If you would like to learn more about Essence, you can obtain the
source to the Essence prototype and a paper which appears in the 1993
Winter USENIX Technical Conference, San Diego, CA, January 1993,
pp. 361-374. Both the paper and the prototype are available via
anonymous ftp from ftp.cs.colorado.edu in /pub/cs/distribs/essence.
Or search for the keyword 'Essence' using this WAIS server to find all
of the files on ftp.cs.colorado.edu that are related to Essence; you
will find the files for both the paper and the prototype.
This WAIS server was created in December 1992 by Darren R. Hardy and
Michael F. Schwartz as part of the Networked Resource Discovery
Project. You may reach them at the Department of Computer Science,
University of Colorado, Boulder, CO 80309-0430, or via email at
hardy at cs.colorado.edu and schwartz at cs.colorado.edu.
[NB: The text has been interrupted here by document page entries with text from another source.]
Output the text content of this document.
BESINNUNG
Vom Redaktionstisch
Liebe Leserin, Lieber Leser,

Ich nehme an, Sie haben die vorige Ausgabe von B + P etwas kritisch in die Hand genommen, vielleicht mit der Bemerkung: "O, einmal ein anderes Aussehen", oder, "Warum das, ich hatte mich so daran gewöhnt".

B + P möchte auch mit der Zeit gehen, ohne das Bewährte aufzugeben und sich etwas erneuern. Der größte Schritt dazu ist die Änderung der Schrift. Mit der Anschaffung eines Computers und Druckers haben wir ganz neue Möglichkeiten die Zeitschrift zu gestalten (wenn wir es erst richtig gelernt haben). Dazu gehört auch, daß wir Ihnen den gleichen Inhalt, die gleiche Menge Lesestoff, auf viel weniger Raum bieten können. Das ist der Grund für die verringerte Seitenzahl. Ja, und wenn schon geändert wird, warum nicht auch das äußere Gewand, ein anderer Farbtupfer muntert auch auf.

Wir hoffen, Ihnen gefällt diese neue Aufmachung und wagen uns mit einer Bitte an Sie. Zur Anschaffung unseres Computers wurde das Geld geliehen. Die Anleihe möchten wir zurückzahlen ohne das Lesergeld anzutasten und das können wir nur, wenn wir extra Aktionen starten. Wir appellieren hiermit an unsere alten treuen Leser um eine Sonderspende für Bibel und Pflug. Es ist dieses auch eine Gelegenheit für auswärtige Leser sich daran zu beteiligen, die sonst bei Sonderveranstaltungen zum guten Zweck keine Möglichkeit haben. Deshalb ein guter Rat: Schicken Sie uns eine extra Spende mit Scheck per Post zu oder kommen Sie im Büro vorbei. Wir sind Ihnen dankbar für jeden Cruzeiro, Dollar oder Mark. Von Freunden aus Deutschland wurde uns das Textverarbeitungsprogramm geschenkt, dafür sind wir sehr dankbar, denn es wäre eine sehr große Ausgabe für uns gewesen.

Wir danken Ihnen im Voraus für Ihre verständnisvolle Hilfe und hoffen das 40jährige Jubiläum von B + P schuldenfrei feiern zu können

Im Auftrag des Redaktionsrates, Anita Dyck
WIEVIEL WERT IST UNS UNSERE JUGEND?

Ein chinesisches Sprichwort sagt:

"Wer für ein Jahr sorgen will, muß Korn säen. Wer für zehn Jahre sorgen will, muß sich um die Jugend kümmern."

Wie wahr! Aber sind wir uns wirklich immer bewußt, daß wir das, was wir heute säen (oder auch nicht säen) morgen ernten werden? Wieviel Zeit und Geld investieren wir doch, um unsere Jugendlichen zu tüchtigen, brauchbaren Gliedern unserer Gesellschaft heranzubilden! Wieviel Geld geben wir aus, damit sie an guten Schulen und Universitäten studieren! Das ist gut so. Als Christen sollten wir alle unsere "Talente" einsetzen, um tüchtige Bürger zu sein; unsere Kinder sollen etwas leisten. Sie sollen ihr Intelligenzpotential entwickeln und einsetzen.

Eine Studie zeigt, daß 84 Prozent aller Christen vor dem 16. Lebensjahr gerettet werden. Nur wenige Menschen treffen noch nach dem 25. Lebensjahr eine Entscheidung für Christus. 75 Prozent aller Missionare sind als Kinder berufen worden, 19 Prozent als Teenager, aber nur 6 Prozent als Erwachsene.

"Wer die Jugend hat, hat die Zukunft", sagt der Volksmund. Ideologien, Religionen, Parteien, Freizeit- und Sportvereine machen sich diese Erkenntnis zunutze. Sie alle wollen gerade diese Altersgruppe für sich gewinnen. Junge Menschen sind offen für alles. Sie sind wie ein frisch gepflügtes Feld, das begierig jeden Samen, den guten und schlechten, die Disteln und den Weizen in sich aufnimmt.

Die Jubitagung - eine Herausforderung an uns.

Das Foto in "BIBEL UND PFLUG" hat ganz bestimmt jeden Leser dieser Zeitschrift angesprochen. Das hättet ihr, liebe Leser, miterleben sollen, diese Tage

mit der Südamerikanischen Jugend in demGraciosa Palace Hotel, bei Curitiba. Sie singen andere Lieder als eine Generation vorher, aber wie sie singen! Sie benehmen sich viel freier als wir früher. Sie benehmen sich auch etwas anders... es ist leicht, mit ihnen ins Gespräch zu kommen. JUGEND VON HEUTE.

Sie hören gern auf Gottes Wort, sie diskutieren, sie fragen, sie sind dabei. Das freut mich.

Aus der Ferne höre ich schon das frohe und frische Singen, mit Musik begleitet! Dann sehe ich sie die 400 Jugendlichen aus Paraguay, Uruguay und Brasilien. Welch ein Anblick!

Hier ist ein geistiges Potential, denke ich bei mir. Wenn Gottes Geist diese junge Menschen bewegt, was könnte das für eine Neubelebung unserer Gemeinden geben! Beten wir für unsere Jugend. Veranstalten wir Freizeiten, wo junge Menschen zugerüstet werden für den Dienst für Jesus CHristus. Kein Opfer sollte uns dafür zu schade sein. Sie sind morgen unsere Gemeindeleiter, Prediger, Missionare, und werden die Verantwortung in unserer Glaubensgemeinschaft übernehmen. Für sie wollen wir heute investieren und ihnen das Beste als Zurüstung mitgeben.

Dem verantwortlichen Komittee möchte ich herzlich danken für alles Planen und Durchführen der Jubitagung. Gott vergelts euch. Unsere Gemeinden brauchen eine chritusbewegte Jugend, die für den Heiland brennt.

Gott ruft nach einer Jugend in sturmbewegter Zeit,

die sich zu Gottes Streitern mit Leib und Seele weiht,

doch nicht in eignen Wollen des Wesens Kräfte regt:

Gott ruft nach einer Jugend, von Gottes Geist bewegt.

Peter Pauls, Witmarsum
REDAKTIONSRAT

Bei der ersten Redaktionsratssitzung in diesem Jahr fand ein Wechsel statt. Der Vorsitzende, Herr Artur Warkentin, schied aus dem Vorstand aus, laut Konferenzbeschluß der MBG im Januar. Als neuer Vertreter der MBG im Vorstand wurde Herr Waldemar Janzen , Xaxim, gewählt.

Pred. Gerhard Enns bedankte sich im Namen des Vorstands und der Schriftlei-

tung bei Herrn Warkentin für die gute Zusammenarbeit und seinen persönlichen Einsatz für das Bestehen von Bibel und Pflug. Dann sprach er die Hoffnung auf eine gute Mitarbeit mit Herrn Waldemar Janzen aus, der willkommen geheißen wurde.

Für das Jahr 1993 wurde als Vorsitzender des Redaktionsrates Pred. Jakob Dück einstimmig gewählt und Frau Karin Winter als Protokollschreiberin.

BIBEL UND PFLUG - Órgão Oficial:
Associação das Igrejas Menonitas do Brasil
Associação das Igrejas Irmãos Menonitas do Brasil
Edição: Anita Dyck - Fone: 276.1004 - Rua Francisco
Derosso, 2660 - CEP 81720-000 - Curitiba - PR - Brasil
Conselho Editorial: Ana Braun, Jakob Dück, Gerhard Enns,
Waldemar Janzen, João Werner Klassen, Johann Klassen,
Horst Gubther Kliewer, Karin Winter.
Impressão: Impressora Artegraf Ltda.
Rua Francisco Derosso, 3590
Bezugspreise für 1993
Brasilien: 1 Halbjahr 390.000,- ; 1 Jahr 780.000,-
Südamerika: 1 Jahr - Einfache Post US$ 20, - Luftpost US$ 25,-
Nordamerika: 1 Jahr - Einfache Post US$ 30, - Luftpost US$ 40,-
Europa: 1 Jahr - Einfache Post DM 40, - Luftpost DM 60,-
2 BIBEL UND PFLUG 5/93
Below is some more information about the WAIS interface to Essence.
Essence exports its indexes through WAIS's search and
retrieval interface, allowing users to use tools such as
waissearch and the X Windows-based graphical user interface
xwais. In order to generate WAIS-compatible indexes,
Essence uses WAIS's indexing software to index the Essence
summary files. This mechanism generates full-text WAIS
indexes from the Essence summary files.
We modified the WAIS indexing mechanism to understand the
format of the Essence summary files, so that it generates
meaningful WAIS headlines. These headlines provide users
with a short description of a single file, usually a
filename. With Essence, headlines represent a file's core
filename, its actual filename, and its file type.
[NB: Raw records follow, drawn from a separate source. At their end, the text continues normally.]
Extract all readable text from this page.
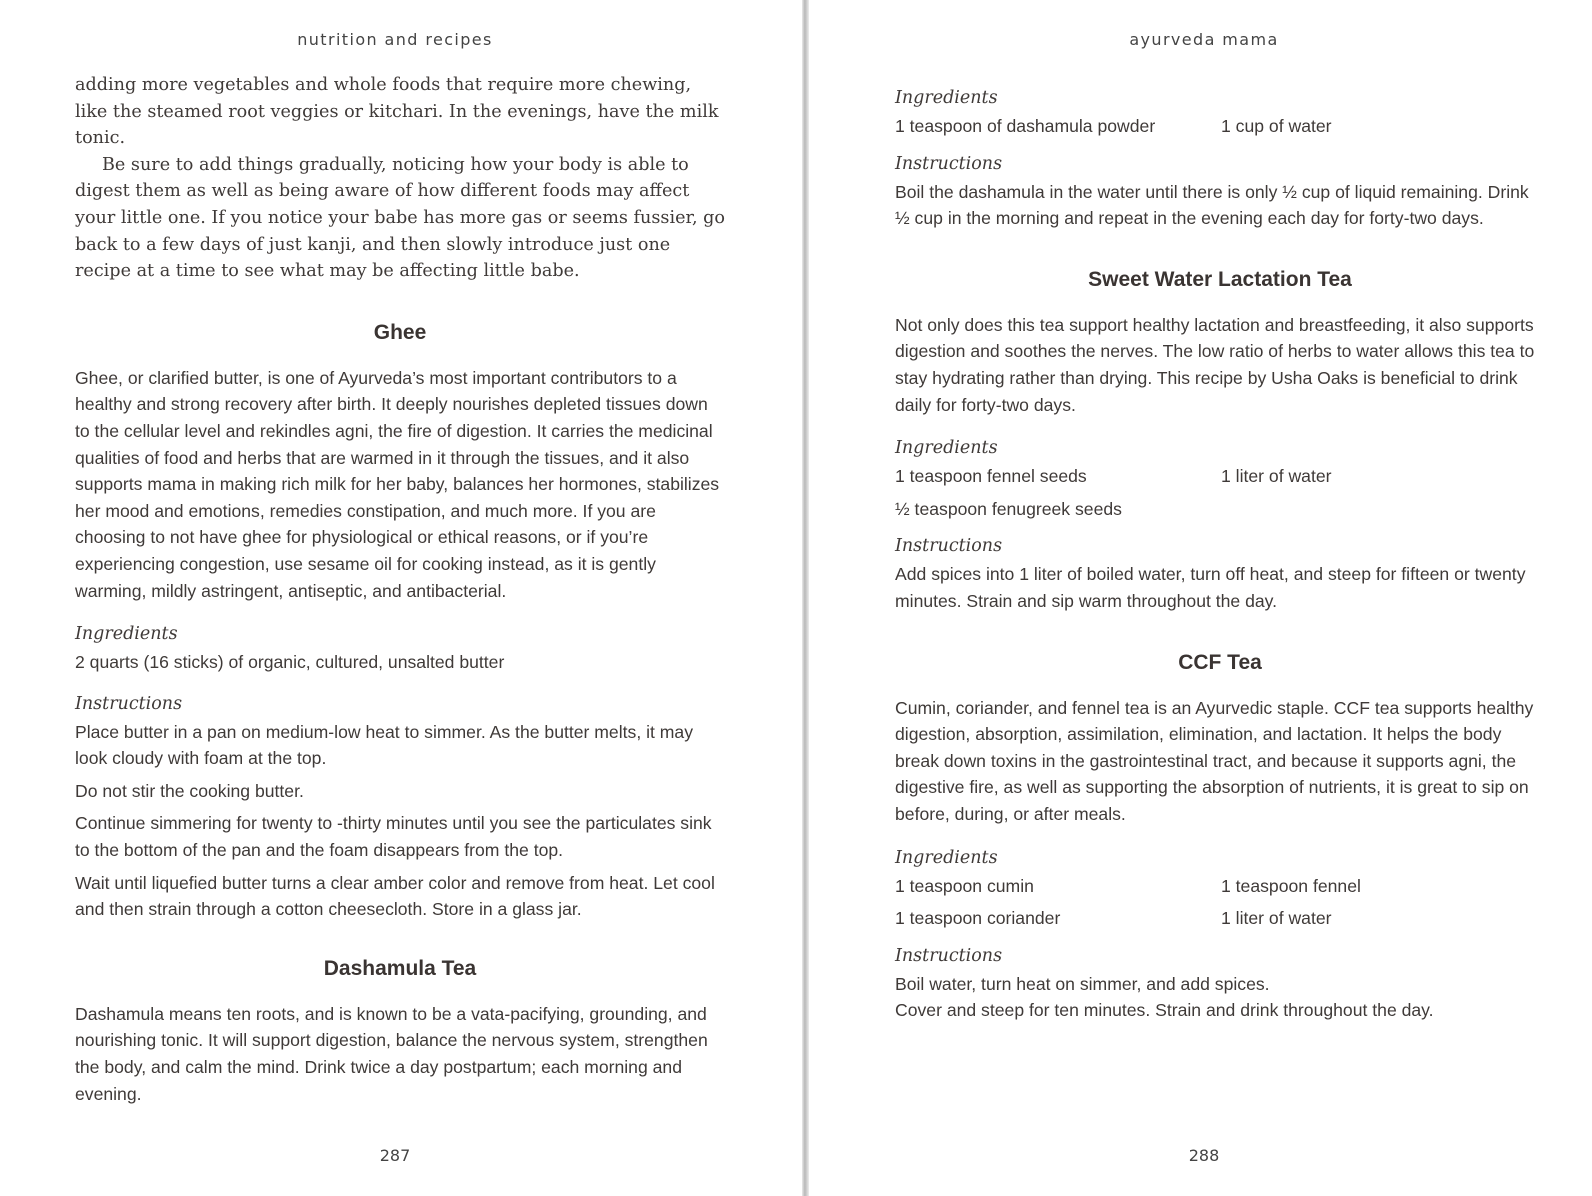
nutrition and recipes

adding more vegetables and whole foods that require more chewing, like the steamed root veggies or kitchari. In the evenings, have the milk tonic.

Be sure to add things gradually, noticing how your body is able to digest them as well as being aware of how different foods may affect your little one. If you notice your babe has more gas or seems fussier, go back to a few days of just kanji, and then slowly introduce just one recipe at a time to see what may be affecting little babe.

Ghee

Ghee, or clarified butter, is one of Ayurveda’s most important contributors to a healthy and strong recovery after birth. It deeply nourishes depleted tissues down to the cellular level and rekindles agni, the fire of digestion. It carries the medicinal qualities of food and herbs that are warmed in it through the tissues, and it also supports mama in making rich milk for her baby, balances her hormones, stabilizes her mood and emotions, remedies constipation, and much more. If you are choosing to not have ghee for physiological or ethical reasons, or if you’re experiencing congestion, use sesame oil for cooking instead, as it is gently warming, mildly astringent, antiseptic, and antibacterial.

Ingredients
2 quarts (16 sticks) of organic, cultured, unsalted butter
Instructions

Place butter in a pan on medium-low heat to simmer. As the butter melts, it may look cloudy with foam at the top.

Do not stir the cooking butter.

Continue simmering for twenty to -thirty minutes until you see the particulates sink to the bottom of the pan and the foam disappears from the top.

Wait until liquefied butter turns a clear amber color and remove from heat. Let cool and then strain through a cotton cheesecloth. Store in a glass jar.

Dashamula Tea

Dashamula means ten roots, and is known to be a vata-pacifying, grounding, and nourishing tonic. It will support digestion, balance the nervous system, strengthen the body, and calm the mind. Drink twice a day postpartum; each morning and evening.

287
ayurveda mama
Ingredients
1 teaspoon of dashamula powder	1 cup of water
Instructions

Boil the dashamula in the water until there is only ½ cup of liquid remaining. Drink ½ cup in the morning and repeat in the evening each day for forty-two days.

Sweet Water Lactation Tea

Not only does this tea support healthy lactation and breastfeeding, it also supports digestion and soothes the nerves. The low ratio of herbs to water allows this tea to stay hydrating rather than drying. This recipe by Usha Oaks is beneficial to drink daily for forty-two days.

Ingredients
1 teaspoon fennel seeds	1 liter of water
½ teaspoon fenugreek seeds
Instructions

Add spices into 1 liter of boiled water, turn off heat, and steep for fifteen or twenty minutes. Strain and sip warm throughout the day.

CCF Tea

Cumin, coriander, and fennel tea is an Ayurvedic staple. CCF tea supports healthy digestion, absorption, assimilation, elimination, and lactation. It helps the body break down toxins in the gastrointestinal tract, and because it supports agni, the digestive fire, as well as supporting the absorption of nutrients, it is great to sip on before, during, or after meals.

Ingredients
1 teaspoon cumin	1 teaspoon fennel
1 teaspoon coriander	1 liter of water
Instructions

Boil water, turn heat on simmer, and add spices.

Cover and steep for ten minutes. Strain and drink throughout the day.

288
To support additional file types, WAIS must be recompiled
with new procedures that understand these file types. With
Essence, one need only write a new summarizer, add its name
to a configuration file, and add new heuristics for
identifying the file type; no recompilation is necessary.
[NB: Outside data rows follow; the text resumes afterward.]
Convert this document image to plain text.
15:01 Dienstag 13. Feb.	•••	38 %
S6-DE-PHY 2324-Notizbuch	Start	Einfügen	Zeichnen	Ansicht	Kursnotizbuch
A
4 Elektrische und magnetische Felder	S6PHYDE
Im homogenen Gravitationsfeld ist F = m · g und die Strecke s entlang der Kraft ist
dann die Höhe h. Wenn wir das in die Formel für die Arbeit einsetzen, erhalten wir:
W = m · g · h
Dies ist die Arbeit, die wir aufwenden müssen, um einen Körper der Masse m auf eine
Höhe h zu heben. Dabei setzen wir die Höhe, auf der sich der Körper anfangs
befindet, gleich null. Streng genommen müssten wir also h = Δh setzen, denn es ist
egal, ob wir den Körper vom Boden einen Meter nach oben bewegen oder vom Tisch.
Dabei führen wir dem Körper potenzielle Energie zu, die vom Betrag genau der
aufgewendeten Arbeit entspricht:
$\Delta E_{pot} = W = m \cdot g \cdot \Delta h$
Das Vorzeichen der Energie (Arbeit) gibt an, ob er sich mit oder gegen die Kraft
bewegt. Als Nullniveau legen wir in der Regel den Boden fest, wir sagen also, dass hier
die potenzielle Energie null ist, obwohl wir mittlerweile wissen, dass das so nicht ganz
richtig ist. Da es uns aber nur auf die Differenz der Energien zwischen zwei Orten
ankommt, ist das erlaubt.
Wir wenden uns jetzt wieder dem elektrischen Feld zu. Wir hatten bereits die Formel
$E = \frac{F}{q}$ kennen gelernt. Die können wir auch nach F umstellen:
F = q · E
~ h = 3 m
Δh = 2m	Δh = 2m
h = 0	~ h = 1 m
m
In this sense, Essence modularizes the typed-file indexing
extensions that WAIS can use, because it removes the
keyword extraction process from WAIS and places it instead
in Essence. Essence is better suited to incorporating new
file types, and can be quickly adapted to become a
comprehensive indexing system.
The following waissearch output shows an example search of
an index generated by Essence of the ftp.cs.colorado.edu
anonymous FTP file system. It shows an ordered list of the
ten files that best match the keyword netfind. Netfind is
an Internet user directory service. The headlines have up
to three fields representing the matching file: the core
filename, the filename (if different from the core
filename), and the file type.
csh% waissearch netfind
3: /cs/ftp/distribs/netfind/netfind3.10.tar.Z ServerShell/nsh.c C
4: /cs/ftp/distribs/netfind/README README
5: /cs/ftp/distribs/netfind/netfind3.10.tar.Z README README
6: /cs/ftp/distribs/netfind/netfind3.10.tar.Z Doc/netfind.1 ManPage
Consider the effectiveness of the example search shown
above. The best match is a PostScript paper that discusses
a number of techniques for distributed information systems,
with particular emphasis on techniques demonstrated by
Netfind; the second match is the same file, but found in
the compressed tar distribution ALL.PS.tar.Z. The third
match is the C source code for the interactive user
interface to Netfind. The fourth match is the README file
found in the Netfind distribution directory; the fifth
match is the same file, but found in the compressed tar
distribution netfind.3.10.tar.Z. The sixth match is the
UNIX manual page for Netfind. The remaining matches are
PostScript papers in which Netfind is discussed.
In WAIS, a user retrieves files by selecting a matching
headline. With Essence, if the headline represents a file
hidden within a nested file (such as the first headline in the
example), the summary file is retrieved, instead of retrieving
the hidden file itself. If the headline represents a plain
file (such as the fourth headline in the example), the summary
file is also retrieved. This functionality requires allocating
storage for both the required summary files and the index.
However, it allows users to browse through remote file systems
by retrieving and viewing small summary files without having to
retrieve complete files. This is useful when trying to decide
whether to transfer large files across a slow network.